Steckbrief von Chérif und Said Kouachi. Die Brüder stammen aus einer algerischen Einwandererfamilie. Sie waren früher nicht religiös, heißt es, sondern haben sich direkt dem radikalen Islam zugewandt.

Wenn die Täter von Paris tatsächlich identisch mit den von der Polizei gesuchten Brüdern sind, dann entspricht ihr Profil stark dem, was der französische Islamwissenschafter und Soziologe Olivier Roy seit Jahren als Typ des europäischen Jihadisten beschreibt. Dieser terroristische Islamismus leitet sich eben nicht aus einer islamischen Tradition her, sondern, so schreibt Roy schon 2006 in der Zeit, es handle sich "um eine Neubestimmung der Religion außerhalb der Kultur". Er ist eine Erscheinung der Moderne und ist nicht einfach ein Import aus der islamischen Welt - verstärkt durch die derzeitigen Konflikte dort -, sondern ein Zeichen einer Kulturkrise, eines Kulturverlustes des Islam im Westen.

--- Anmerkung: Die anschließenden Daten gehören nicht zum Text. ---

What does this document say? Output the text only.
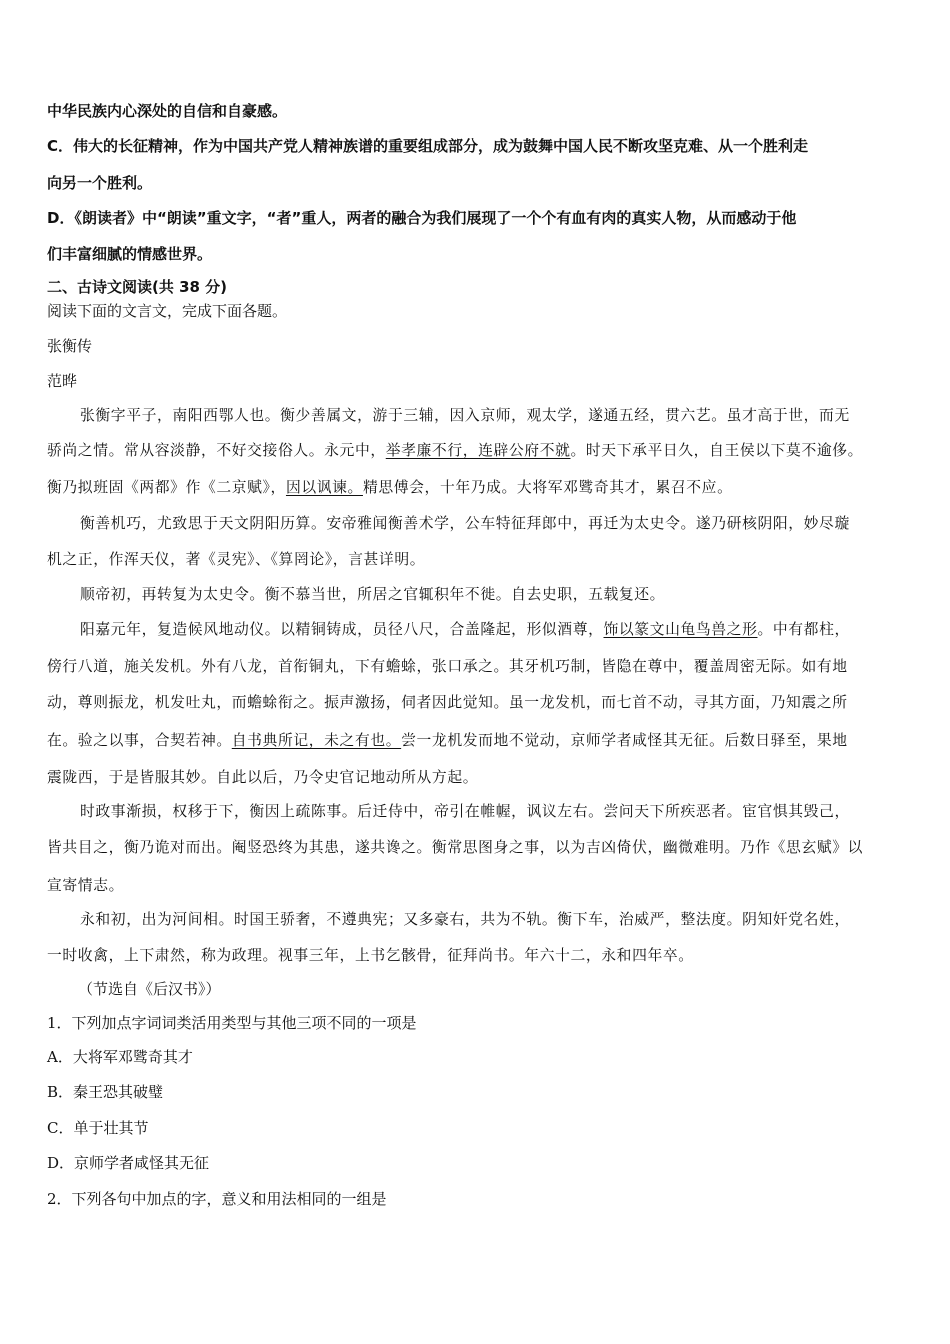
中华民族内心深处的自信和自豪感。
C．伟大的长征精神，作为中国共产党人精神族谱的重要组成部分，成为鼓舞中国人民不断攻坚克难、从一个胜利走
向另一个胜利。
D．《朗读者》中“朗读”重文字，“者”重人，两者的融合为我们展现了一个个有血有肉的真实人物，从而感动于他
们丰富细腻的情感世界。
二、古诗文阅读(共 38 分)
阅读下面的文言文，完成下面各题。
张衡传
范晔
张衡字平子，南阳西鄂人也。衡少善属文，游于三辅，因入京师，观太学，遂通五经，贯六艺。虽才高于世，而无
骄尚之情。常从容淡静，不好交接俗人。永元中，举孝廉不行，连辟公府不就。时天下承平日久，自王侯以下莫不逾侈。
衡乃拟班固《两都》作《二京赋》，因以讽谏。精思傅会，十年乃成。大将军邓骘奇其才，累召不应。
衡善机巧，尤致思于天文阴阳历算。安帝雅闻衡善术学，公车特征拜郎中，再迁为太史令。遂乃研核阴阳，妙尽璇
机之正，作浑天仪，著《灵宪》、《算罔论》，言甚详明。
顺帝初，再转复为太史令。衡不慕当世，所居之官辄积年不徙。自去史职，五载复还。
阳嘉元年，复造候风地动仪。以精铜铸成，员径八尺，合盖隆起，形似酒尊，饰以篆文山龟鸟兽之形。中有都柱，
傍行八道，施关发机。外有八龙，首衔铜丸，下有蟾蜍，张口承之。其牙机巧制，皆隐在尊中，覆盖周密无际。如有地
动，尊则振龙，机发吐丸，而蟾蜍衔之。振声激扬，伺者因此觉知。虽一龙发机，而七首不动，寻其方面，乃知震之所
在。验之以事，合契若神。自书典所记，未之有也。尝一龙机发而地不觉动，京师学者咸怪其无征。后数日驿至，果地
震陇西，于是皆服其妙。自此以后，乃令史官记地动所从方起。
时政事渐损，权移于下，衡因上疏陈事。后迁侍中，帝引在帷幄，讽议左右。尝问天下所疾恶者。宦官惧其毁己，
皆共目之，衡乃诡对而出。阉竖恐终为其患，遂共谗之。衡常思图身之事，以为吉凶倚伏，幽微难明。乃作《思玄赋》以
宣寄情志。
永和初，出为河间相。时国王骄奢，不遵典宪；又多豪右，共为不轨。衡下车，治威严，整法度。阴知奸党名姓，
一时收禽，上下肃然，称为政理。视事三年，上书乞骸骨，征拜尚书。年六十二，永和四年卒。
（节选自《后汉书》）
1．下列加点字词词类活用类型与其他三项不同的一项是
A．大将军邓骘奇其才
B．秦王恐其破璧
C．单于壮其节
D．京师学者咸怪其无征
2．下列各句中加点的字，意义和用法相同的一组是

Es ist typisch, dass sich diese Form des Radikalismus vor allem in der zweiten Generation europäischer Muslime entwickelt. Roy nennt ihn "eine pathologische Folge der Verwestlichung des Islam". Religion und Kultur sind entkoppelt. Nur absolut gestellte Normen bleiben übrig.

Keine islamische Familie

Das Brüderpaar mit algerischen Wurzeln wurde nicht in einer gefestigten islamischen Familie groß: Wie so viele der jungen Europäer und Europäerinnen, die in den Jihad des "Islamischen Staats" ziehen, haben sie sich nicht von einem praktizierten "normalen" Islam dem Jihadismus zugewandt, sondern waren zuvor auf ganz anderen Wegen.

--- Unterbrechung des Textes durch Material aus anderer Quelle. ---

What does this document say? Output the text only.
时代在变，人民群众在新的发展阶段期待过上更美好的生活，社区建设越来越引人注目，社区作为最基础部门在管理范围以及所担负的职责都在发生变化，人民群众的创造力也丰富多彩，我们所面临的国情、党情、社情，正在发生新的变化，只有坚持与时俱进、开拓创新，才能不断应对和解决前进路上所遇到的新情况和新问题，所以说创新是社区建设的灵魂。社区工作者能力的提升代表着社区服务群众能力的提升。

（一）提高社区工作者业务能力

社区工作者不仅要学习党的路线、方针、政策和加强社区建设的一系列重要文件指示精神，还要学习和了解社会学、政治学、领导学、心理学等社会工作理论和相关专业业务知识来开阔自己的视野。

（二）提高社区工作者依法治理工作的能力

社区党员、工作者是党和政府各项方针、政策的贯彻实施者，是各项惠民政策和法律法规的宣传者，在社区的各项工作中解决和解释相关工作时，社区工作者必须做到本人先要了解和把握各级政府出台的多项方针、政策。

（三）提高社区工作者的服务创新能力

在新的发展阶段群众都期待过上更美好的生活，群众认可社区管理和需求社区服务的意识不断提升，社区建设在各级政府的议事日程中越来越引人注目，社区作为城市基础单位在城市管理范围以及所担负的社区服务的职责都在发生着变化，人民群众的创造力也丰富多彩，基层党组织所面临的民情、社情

Sie waren nicht nur materiell, sondern auch sozusagen spirituell bedürftig. Sehr oft wird geschildert, dass sich solche junge Leute zuerst von der "Sünde" abwenden mussten. Angehörige und Freunde von diesen Jugendlichen beschreiben diesen Weg oft als die Angelegenheit von ein paar Wochen. Mit Religionserwerb hat das nichts zu tun.

Diese Leute sind deshalb in der Regel auch völlig unerreichbar für Vertreter des moderaten Islam - weshalb es zwar wohlfeil, aber in der Regel sinnlos ist, die Schuld bei den offiziellen islamischen Gemeinden zu suchen. Es geht um einen "persönlichen Weg" der Individuen zum Glauben, emotional und fernab von Wissen und Reflexion. Sie suchen - und finden jihadistische Propagandisten.

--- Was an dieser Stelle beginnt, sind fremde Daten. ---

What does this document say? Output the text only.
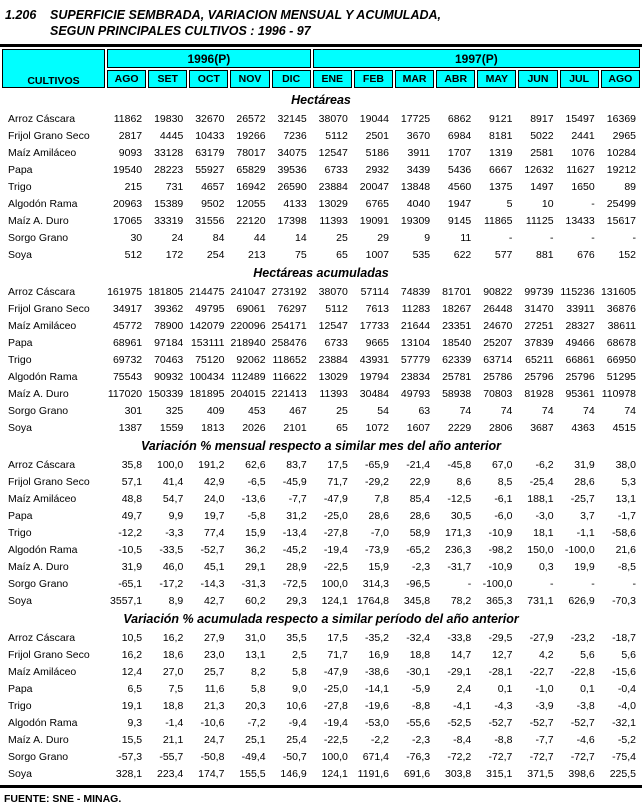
1.206	SUPERFICIE SEMBRADA, VARIACION MENSUAL Y ACUMULADA,
SEGUN PRINCIPALES CULTIVOS : 1996 - 97
CULTIVOS	1996(P)					1997(P)							
	AGO	SET	OCT	NOV	DIC	ENE	FEB	MAR	ABR	MAY	JUN	JUL	AGO
Hectáreas													
Arroz Cáscara	11862	19830	32670	26572	32145	38070	19044	17725	6862	9121	8917	15497	16369
Frijol Grano Seco	2817	4445	10433	19266	7236	5112	2501	3670	6984	8181	5022	2441	2965
Maíz Amiláceo	9093	33128	63179	78017	34075	12547	5186	3911	1707	1319	2581	1076	10284
Papa	19540	28223	55927	65829	39536	6733	2932	3439	5436	6667	12632	11627	19212
Trigo	215	731	4657	16942	26590	23884	20047	13848	4560	1375	1497	1650	89
Algodón Rama	20963	15389	9502	12055	4133	13029	6765	4040	1947	5	10	-	25499
Maíz A. Duro	17065	33319	31556	22120	17398	11393	19091	19309	9145	11865	11125	13433	15617
Sorgo Grano	30	24	84	44	14	25	29	9	11	-	-	-	-
Soya	512	172	254	213	75	65	1007	535	622	577	881	676	152
Hectáreas acumuladas													
Arroz Cáscara	161975	181805	214475	241047	273192	38070	57114	74839	81701	90822	99739	115236	131605
Frijol Grano Seco	34917	39362	49795	69061	76297	5112	7613	11283	18267	26448	31470	33911	36876
Maíz Amiláceo	45772	78900	142079	220096	254171	12547	17733	21644	23351	24670	27251	28327	38611
Papa	68961	97184	153111	218940	258476	6733	9665	13104	18540	25207	37839	49466	68678
Trigo	69732	70463	75120	92062	118652	23884	43931	57779	62339	63714	65211	66861	66950
Algodón Rama	75543	90932	100434	112489	116622	13029	19794	23834	25781	25786	25796	25796	51295
Maíz A. Duro	117020	150339	181895	204015	221413	11393	30484	49793	58938	70803	81928	95361	110978
Sorgo Grano	301	325	409	453	467	25	54	63	74	74	74	74	74
Soya	1387	1559	1813	2026	2101	65	1072	1607	2229	2806	3687	4363	4515
Variación % mensual respecto a similar mes del año anterior													
Arroz Cáscara	35,8	100,0	191,2	62,6	83,7	17,5	-65,9	-21,4	-45,8	67,0	-6,2	31,9	38,0
Frijol Grano Seco	57,1	41,4	42,9	-6,5	-45,9	71,7	-29,2	22,9	8,6	8,5	-25,4	28,6	5,3
Maíz Amiláceo	48,8	54,7	24,0	-13,6	-7,7	-47,9	7,8	85,4	-12,5	-6,1	188,1	-25,7	13,1
Papa	49,7	9,9	19,7	-5,8	31,2	-25,0	28,6	28,6	30,5	-6,0	-3,0	3,7	-1,7
Trigo	-12,2	-3,3	77,4	15,9	-13,4	-27,8	-7,0	58,9	171,3	-10,9	18,1	-1,1	-58,6
Algodón Rama	-10,5	-33,5	-52,7	36,2	-45,2	-19,4	-73,9	-65,2	236,3	-98,2	150,0	-100,0	21,6
Maíz A. Duro	31,9	46,0	45,1	29,1	28,9	-22,5	15,9	-2,3	-31,7	-10,9	0,3	19,9	-8,5
Sorgo Grano	-65,1	-17,2	-14,3	-31,3	-72,5	100,0	314,3	-96,5	-	-100,0	-	-	-
Soya	3557,1	8,9	42,7	60,2	29,3	124,1	1764,8	345,8	78,2	365,3	731,1	626,9	-70,3
Variación % acumulada respecto a similar período del año anterior													
Arroz Cáscara	10,5	16,2	27,9	31,0	35,5	17,5	-35,2	-32,4	-33,8	-29,5	-27,9	-23,2	-18,7
Frijol Grano Seco	16,2	18,6	23,0	13,1	2,5	71,7	16,9	18,8	14,7	12,7	4,2	5,6	5,6
Maíz Amiláceo	12,4	27,0	25,7	8,2	5,8	-47,9	-38,6	-30,1	-29,1	-28,1	-22,7	-22,8	-15,6
Papa	6,5	7,5	11,6	5,8	9,0	-25,0	-14,1	-5,9	2,4	0,1	-1,0	0,1	-0,4
Trigo	19,1	18,8	21,3	20,3	10,6	-27,8	-19,6	-8,8	-4,1	-4,3	-3,9	-3,8	-4,0
Algodón Rama	9,3	-1,4	-10,6	-7,2	-9,4	-19,4	-53,0	-55,6	-52,5	-52,7	-52,7	-52,7	-32,1
Maíz A. Duro	15,5	21,1	24,7	25,1	25,4	-22,5	-2,2	-2,3	-8,4	-8,8	-7,7	-4,6	-5,2
Sorgo Grano	-57,3	-55,7	-50,8	-49,4	-50,7	100,0	671,4	-76,3	-72,2	-72,7	-72,7	-72,7	-75,4
Soya	328,1	223,4	174,7	155,5	146,9	124,1	1191,6	691,6	303,8	315,1	371,5	398,6	225,5
FUENTE: SNE - MINAG.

Diese Art von Abspaltung von Kultur und Religion gibt es natürlich auch in anderen Religionen etwa im Christentum bei manchen evangelikalen Bewegungen, wo der Bruch mit der traditionellen Kirche auch Voraussetzung ist. Nur fällt dort eben die starke politische Komponente weg.

Frühere "Angebote"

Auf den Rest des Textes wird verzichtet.